COUR D'APPEL
d'ANGERS
Chambre Sociale
ARRÊT N°
Numéro d'inscription au répertoire général : N° RG 20/00372 - N° Portalis DBVP-V-B7E-EUOI.
Jugement Au fond, origine Tribunal de Grande Instance d'ANGERS, décision attaquée en date du 24 Décembre 2019, enregistrée sous le n° 18/01756
ARRÊT DU 27 Octobre 2022
APPELANTE :
Madame [F] [P]
[Adresse 4]
[Adresse 2]/ALGERIE
(bénéficie d'une aide juridictionnelle Totale numéro 2020/001451 du 09/03/2020 accordée par le bureau d'aide juridictionnelle de ANGERS)
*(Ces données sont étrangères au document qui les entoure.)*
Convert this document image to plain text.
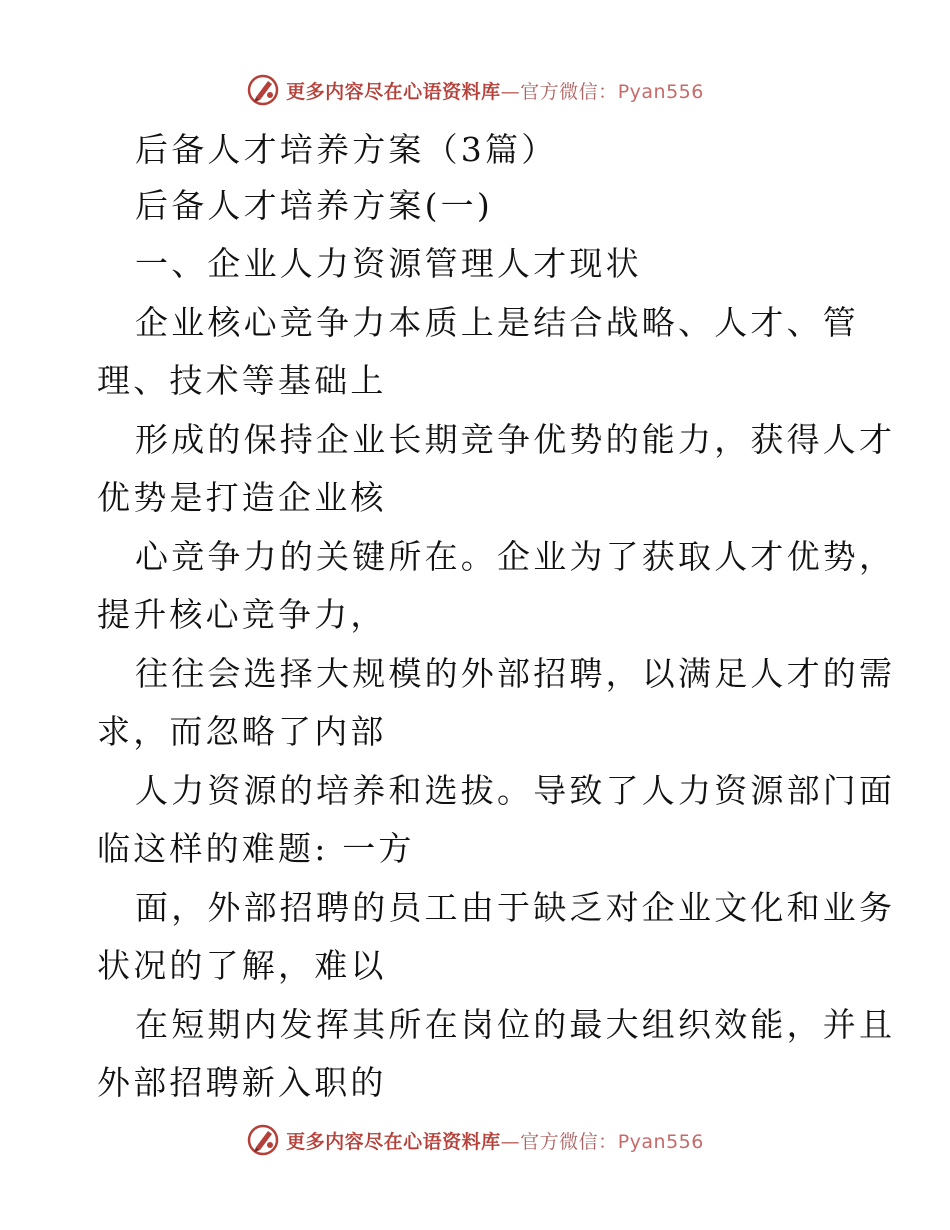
更多内容尽在心语资料库—官方微信：Pyan556
后备人才培养方案（3篇）
后备人才培养方案(一)
一、企业人力资源管理人才现状
企业核心竞争力本质上是结合战略、人才、管
理、技术等基础上
形成的保持企业长期竞争优势的能力，获得人才
优势是打造企业核
心竞争力的关键所在。企业为了获取人才优势，
提升核心竞争力，
往往会选择大规模的外部招聘，以满足人才的需
求，而忽略了内部
人力资源的培养和选拔。导致了人力资源部门面
临这样的难题: 一方
面，外部招聘的员工由于缺乏对企业文化和业务
状况的了解，难以
在短期内发挥其所在岗位的最大组织效能，并且
外部招聘新入职的
更多内容尽在心语资料库—官方微信：Pyan556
représentée par Me Céline TAVENARD de la SELARL OGER-OMBREDANE - TAVENARD SELARL, avocat au barreau d'ANGERS
INTIMEE :
Etablissement Public IRCANTEC agissant en la personne de son représentant légal domicilié en cette qualité audit siège
[Adresse 1]
[Localité 3]
représenté par Me SORIN avocat substituant Maître Philippe LANGLOIS de la SCP ACR AVOCATS, avocat au barreau d'ANGERS - N° du dossier 71200105
COMPOSITION DE LA COUR :
En application des dispositions de l'article 945-1 du code de procédure civile, l'affaire a été débattue le 05 Septembre 2022 à 9 H 00, en audience publique, les parties ne s'y étant pas opposées, devant Madame DELAUBIER, conseiller chargé d'instruire l'affaire.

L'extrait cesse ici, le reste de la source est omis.